Grand Staircase-Escalante National Monument (UT)

At 1.9 million acres, Grand Staircase-Escalante National Monument (GSENM) is the largest park in the Southwest, but one of the least visited. This is one big mother of a park, complete with all the geologic wonders that make the Southwest so visually stunning—hoodoos, slot canyons, buttes, mesas, towering cliffs, all in brilliant colors of vermillion, burnt orange, golds, pinks, purples—and man-made ones (ruins and petroglyphs). Its sprawling size and points-of-interest that are widely spaced apart, not to mention the largely undeveloped roads, make it unlikely to become a tourist magnet anytime soon. Most of the secondary roads become impassable in heavy rain or snow. Its national monument status was conferred by President Clinton only in 1996. As its name suggests, the park is part of the enormous and geologically unique formation, spread over two states, called the Grand Staircase. Think of it literally as a stairway that, at its lowest point, starts at the bottom of the Grand Canyon, stepping in ever higher elevations through the North Rim, Chocolate Cliffs, Escalante, Zion National Park, Bryce, and ending up the Aquarius Plateau at a dizzying 11,000 feet in elevation.

Image from wikipedia (click to enlarge)

To get to Bryce from Page, we had to backtrack westward on Highway 89 along the southern edge of GSENM, then cut through the national monument along the unimproved Cottonwood Canyon Road, which parallels a geologic formation known as the Cockscomb Monocline. This is not really just a way to get to Bryce but another spectacular Southwest scenic area.

Specializing in paleontology, the Big Water Visitor Center on the southern end of Highway 89 is a fascinating place to visit. Inside, there are a 30-foot mural that depicts the Cretaceous period and a complete dinosaur fossil. The enthusiastic ranger there told us that a complete dinosaur fossil is found on average once a month in the park.

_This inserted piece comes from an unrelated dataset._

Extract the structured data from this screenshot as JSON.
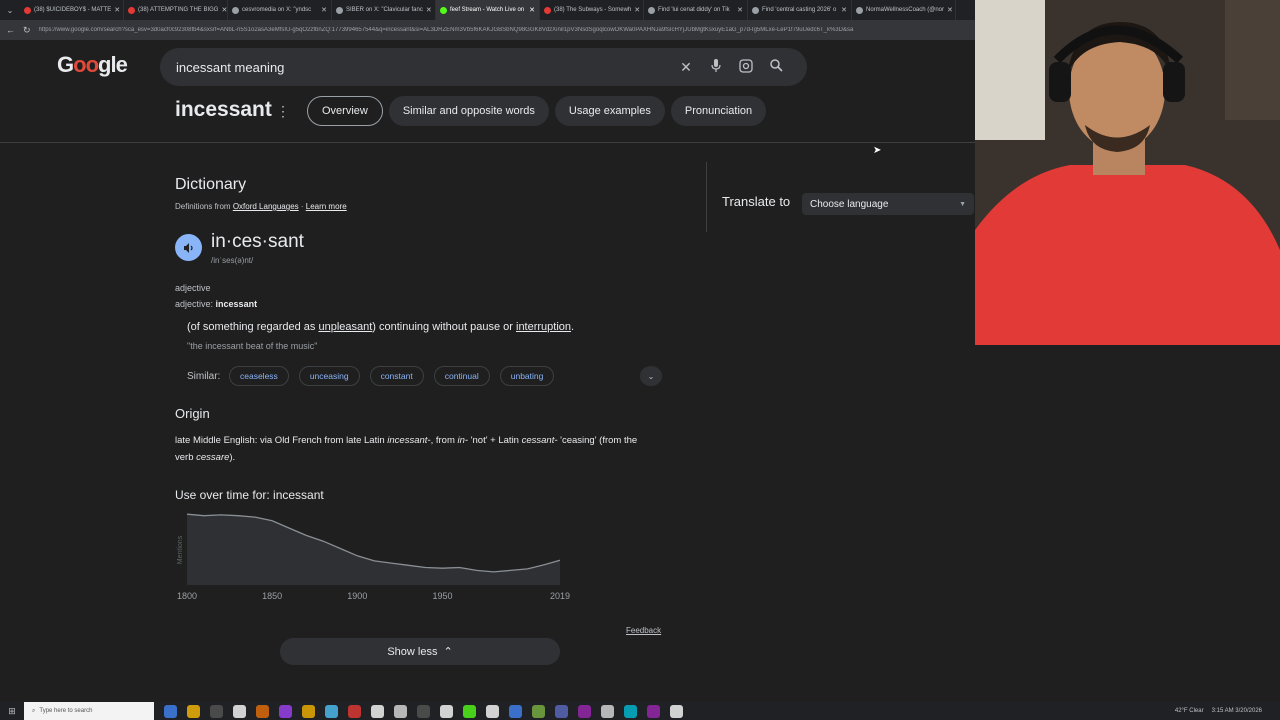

Big Water Visitors Center specializes in paleontology
Big Water Visitors Center specializes in paleontology

Here we picked up a handout that identified the points-of-interest along 47-mile-long Cottonwood Canyon Road, including a 90-million-year-old oyster bed, some slot canyons, Grosvenor Arch and Kodachrome Basin State Park.

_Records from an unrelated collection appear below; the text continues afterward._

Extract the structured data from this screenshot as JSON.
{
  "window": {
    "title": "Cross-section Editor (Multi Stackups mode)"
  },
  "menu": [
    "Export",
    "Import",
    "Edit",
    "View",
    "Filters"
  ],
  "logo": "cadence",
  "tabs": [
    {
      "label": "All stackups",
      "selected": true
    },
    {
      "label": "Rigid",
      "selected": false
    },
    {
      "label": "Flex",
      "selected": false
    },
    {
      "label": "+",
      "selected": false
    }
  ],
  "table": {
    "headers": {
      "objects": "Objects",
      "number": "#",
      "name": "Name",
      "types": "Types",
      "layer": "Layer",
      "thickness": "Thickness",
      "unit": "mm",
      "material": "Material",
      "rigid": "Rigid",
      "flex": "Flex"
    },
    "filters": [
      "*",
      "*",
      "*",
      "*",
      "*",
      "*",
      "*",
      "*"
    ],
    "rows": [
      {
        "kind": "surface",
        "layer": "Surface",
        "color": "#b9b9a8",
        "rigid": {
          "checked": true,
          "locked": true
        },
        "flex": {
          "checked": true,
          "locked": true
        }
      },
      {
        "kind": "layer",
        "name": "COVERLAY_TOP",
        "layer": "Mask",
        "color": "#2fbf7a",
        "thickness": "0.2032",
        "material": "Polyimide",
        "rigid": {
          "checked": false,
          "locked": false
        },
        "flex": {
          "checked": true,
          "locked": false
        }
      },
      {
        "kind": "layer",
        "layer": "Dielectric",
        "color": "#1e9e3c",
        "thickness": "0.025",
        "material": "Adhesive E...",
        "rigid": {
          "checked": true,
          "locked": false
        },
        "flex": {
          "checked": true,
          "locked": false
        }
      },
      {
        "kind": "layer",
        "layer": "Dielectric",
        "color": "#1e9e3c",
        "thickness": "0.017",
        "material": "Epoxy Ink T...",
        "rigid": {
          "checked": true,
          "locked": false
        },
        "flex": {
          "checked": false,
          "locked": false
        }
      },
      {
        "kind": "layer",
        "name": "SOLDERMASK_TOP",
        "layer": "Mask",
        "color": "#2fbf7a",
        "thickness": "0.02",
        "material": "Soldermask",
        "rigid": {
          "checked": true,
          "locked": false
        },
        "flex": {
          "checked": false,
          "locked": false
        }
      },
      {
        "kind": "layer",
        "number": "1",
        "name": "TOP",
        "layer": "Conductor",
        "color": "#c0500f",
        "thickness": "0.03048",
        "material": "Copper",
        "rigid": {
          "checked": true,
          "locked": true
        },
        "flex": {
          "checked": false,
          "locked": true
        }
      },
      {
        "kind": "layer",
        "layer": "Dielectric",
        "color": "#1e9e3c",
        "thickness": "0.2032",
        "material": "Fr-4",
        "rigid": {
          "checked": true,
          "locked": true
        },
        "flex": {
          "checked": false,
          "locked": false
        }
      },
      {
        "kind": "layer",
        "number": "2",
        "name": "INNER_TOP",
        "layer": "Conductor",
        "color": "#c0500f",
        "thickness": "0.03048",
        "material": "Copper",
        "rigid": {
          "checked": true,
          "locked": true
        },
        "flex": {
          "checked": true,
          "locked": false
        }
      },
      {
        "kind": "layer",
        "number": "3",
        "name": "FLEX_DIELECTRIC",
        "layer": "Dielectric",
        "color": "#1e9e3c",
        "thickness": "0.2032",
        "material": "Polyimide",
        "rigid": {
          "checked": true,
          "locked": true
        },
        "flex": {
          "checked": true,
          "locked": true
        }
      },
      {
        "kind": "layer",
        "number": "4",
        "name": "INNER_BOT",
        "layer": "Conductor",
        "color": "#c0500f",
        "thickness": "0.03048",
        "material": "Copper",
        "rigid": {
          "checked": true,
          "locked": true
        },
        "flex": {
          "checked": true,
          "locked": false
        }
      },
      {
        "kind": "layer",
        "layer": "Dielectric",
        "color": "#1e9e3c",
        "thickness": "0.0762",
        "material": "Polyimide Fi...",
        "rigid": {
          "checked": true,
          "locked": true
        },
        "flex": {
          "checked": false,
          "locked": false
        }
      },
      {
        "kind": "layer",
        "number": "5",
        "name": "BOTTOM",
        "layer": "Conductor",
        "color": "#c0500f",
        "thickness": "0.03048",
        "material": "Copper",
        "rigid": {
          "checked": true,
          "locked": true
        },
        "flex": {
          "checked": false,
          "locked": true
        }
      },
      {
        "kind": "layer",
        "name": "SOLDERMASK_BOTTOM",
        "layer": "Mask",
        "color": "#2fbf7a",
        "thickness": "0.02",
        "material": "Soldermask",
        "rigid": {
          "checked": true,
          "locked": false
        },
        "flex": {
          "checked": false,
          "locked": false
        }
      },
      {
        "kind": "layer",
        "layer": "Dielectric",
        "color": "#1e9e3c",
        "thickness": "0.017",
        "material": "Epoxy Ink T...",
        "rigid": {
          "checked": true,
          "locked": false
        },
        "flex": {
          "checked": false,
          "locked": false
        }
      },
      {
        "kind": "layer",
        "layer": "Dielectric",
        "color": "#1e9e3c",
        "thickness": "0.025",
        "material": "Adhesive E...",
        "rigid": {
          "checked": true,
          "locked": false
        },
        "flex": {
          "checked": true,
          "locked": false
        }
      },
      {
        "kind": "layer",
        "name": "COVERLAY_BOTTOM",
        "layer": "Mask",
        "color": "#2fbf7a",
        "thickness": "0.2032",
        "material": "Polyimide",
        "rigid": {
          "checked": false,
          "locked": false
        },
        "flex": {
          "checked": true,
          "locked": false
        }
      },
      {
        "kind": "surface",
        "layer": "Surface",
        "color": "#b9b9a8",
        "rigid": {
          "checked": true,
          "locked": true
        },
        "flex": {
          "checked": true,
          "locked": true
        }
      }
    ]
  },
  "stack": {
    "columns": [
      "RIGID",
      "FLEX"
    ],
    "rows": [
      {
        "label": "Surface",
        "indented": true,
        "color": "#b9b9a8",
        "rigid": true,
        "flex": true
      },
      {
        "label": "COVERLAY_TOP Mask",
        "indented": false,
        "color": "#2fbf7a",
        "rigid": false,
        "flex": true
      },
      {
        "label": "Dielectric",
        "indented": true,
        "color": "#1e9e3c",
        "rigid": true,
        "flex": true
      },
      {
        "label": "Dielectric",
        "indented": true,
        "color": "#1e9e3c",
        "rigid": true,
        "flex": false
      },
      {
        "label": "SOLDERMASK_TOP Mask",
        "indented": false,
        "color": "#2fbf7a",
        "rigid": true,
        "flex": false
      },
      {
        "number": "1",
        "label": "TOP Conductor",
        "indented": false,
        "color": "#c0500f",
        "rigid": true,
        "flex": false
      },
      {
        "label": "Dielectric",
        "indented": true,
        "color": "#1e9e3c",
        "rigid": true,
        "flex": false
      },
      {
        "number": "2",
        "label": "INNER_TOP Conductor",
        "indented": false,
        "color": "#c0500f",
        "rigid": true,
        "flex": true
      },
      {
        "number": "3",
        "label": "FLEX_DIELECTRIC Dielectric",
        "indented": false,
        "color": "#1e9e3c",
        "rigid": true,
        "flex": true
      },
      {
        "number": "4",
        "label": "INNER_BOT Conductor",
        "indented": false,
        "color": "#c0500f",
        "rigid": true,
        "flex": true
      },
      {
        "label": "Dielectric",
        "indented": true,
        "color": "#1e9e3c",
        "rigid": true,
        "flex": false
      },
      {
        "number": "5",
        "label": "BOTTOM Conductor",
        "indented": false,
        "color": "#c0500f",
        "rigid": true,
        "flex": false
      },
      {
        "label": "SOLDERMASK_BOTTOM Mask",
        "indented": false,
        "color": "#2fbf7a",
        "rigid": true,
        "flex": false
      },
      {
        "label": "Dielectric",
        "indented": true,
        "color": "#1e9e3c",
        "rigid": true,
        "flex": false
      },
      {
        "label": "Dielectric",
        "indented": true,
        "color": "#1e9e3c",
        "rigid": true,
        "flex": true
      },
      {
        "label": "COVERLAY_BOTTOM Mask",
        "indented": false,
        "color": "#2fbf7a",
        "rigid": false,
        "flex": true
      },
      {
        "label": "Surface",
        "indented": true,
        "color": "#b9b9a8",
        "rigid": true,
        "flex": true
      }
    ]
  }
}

Oyster fossils are 95 million years old.
Oyster fossils are 95 million years old

Most of these were very hard to find; in fact, the handout relies on using your car’s odometer to locate them. Signs along the road were also not very explicit. A couple of the hikes were fruitless because they weren’t well marked. We wandered around without finding anything that resembled a trail. At least, attempting to find the trail to Lower Hackberry canyon, there was an sandstone upthrust that was immense.

Uplift along Cottonwood
Our car is dwarfed by this uplift

Another trail led to a boulder-littered slot canyon, definitely not conducive to an easy hike.

Boulder-strewn slot canyon
Boulder-strewn slot canyon

We finally salvaged something out of the day when we found Grosvenor Arch, the first arch (a double arch, in fact) we saw on our trip.

Grosvenor Arch
The double arches of Grosvenor Arch

The Cockscomb, more formally known as the East Kaibab Monocline, is so named for the alternating layers of white and red rock, like a rooster’s cockscomb, that lie almost vertically along the Cottonwood Canyon Road, as if these layers were tilted from folding over.

Cockscomb layering along the East Kaibab Monocline
Cockscomb layering along the East Kaibab Monocline

You can easily spend a week to explore the many geological wonders here. If you’re willing to do considerable off-roading, hiking and canyoneering, there are many splendors to experience that many visitors to the park will never see.